Octavien d'Alvimart is not mentioned in this book, instead it says "The subjects which compose this selection, have been furnished by the liberality of a gentleman, who had stored his portfolio during his residence at Constantinople."
Could this be a clue that d'Alvimart did not paint these, but instead collected them?

Copies of figures from Miller's The Costume of Turkey plus others appeared, arranged in pairs in Illustrations de Histoire des Othomans. Moeurs, usages, costumes des Othomans, et abrégé de leur histoire / [{Artist} Non identifié] ; Antoine Laurent Castellan, Louis Mathieu Langlès, aut. du texte, 1812. There were also coloured editions e.g Kislar Aga & Sultana or Odalisk in Illustrations de Histoire des Othomans and Officers of the Grand Signior in Illustrations de Histoire des Othomans
Where more specific captions are given for some of these than in The Costume of Turkey, this is educated guesswork. The pairings in this are not evidence that the characters had anything to do with each other.

Many of the Ottomans in the Augsburger Bilder, 1802-1810 are based on the same sources provided by d'Alvimart for McLean's The Military Costume Of Turkey:
. Ottoman Turkish Infantry
. Arab Mamalukes and Asiatic Light Infantry
. European Turkish Cavalry
. Asiatic Turkish Cavalry


Turkish Infantry after Wilhelm von Kobell, Vienna, c.1809-13 includes many figures based on Miller's Costume of Turkey.
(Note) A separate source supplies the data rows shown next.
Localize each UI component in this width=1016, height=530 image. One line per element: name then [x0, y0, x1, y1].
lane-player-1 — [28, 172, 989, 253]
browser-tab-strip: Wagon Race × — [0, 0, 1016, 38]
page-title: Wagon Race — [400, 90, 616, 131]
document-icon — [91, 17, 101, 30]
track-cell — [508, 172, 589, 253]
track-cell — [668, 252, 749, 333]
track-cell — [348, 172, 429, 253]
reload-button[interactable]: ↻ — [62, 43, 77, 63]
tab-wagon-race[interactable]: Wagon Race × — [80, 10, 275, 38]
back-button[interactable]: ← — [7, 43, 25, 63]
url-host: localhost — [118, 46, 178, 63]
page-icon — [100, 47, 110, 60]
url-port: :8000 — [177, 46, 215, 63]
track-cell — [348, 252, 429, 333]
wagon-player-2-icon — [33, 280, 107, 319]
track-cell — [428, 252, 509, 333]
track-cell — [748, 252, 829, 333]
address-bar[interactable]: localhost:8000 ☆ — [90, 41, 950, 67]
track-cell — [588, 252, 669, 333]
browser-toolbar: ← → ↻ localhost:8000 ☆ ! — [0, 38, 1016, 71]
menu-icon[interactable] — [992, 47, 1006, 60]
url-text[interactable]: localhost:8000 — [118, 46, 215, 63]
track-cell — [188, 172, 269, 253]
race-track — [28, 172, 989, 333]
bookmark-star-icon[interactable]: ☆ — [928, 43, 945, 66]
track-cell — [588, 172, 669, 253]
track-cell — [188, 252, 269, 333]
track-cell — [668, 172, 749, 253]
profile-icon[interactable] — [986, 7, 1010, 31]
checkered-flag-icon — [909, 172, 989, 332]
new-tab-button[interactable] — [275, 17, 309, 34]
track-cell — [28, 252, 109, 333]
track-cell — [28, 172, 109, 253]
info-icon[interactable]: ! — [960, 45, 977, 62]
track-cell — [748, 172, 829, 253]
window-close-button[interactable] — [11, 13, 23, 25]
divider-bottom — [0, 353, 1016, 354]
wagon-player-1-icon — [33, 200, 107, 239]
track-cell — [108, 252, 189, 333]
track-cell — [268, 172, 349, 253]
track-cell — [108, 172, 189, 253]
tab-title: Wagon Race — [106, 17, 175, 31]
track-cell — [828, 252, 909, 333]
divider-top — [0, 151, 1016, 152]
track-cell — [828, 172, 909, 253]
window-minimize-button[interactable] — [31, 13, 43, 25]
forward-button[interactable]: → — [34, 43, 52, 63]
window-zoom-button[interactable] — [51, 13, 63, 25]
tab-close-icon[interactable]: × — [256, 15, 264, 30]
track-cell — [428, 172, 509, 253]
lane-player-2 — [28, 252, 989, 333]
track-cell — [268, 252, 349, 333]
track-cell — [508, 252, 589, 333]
Some of the vignettes are similar to the Augsburger Bilder including the Artillery in the Augsburger Bilder. Formations of uniform troops based on a single figure from Miller's Costume of Turkey are not evidence of troops wearing a uniform.

Turkish Cavalry after Wilhelm von Kobell, Vienna, c.1809-13 includes many figures based on McLean's The Military Costume Of Turkey and Miller's Costume of Turkey and one, on the far right, is based on a Spahi after Vanmour from 100 years before.

La Turquie, ou, Costumes, Moeurs et Usages des Turcs. by Jean-Baptiste-Benoît Eyriès, 1820 Ed. with copies with added ground.

There are other books etc. that have images based on these but I'll skip forward to the 20th century -

Some appear in L'Organisation et les Uniformes de L'Armee Ottomanne by Mahmoud Chevket Pacha, 1907:

This one includes 2 figures on the right in the same pairing as in Illustrations de Histoire des Othomans: Officier inférieur des Janissaires dans son costume ordinaire, Sergent major des Janissaires. As the colours are not the same as Miller's Costume of Turkey, these may be based on a black and white version of Illustrations de Histoire des Othomans or a derivative. Where these have a more specific caption than in Miller's Costume of Turkey these are educated guesswork.


Plate XVIII (18)
Miller's The Costume of Turkey, 1802
Subaltern officer of the Janissary corps.


Plate XXVIII (28)
Miller's The Costume of Turkey, 1802
Officer of the Janissary corps.




Mahmoud Chevket Pacha 1907 is probably the source for Osmanli Ordu Teskilati and is used by Dr Chris Flaherty. By this time they are many steps away from the originals. All these should be considered to be depicting costume of the 1790s or if from an Ottoman album – from the last time the master set was updated before this.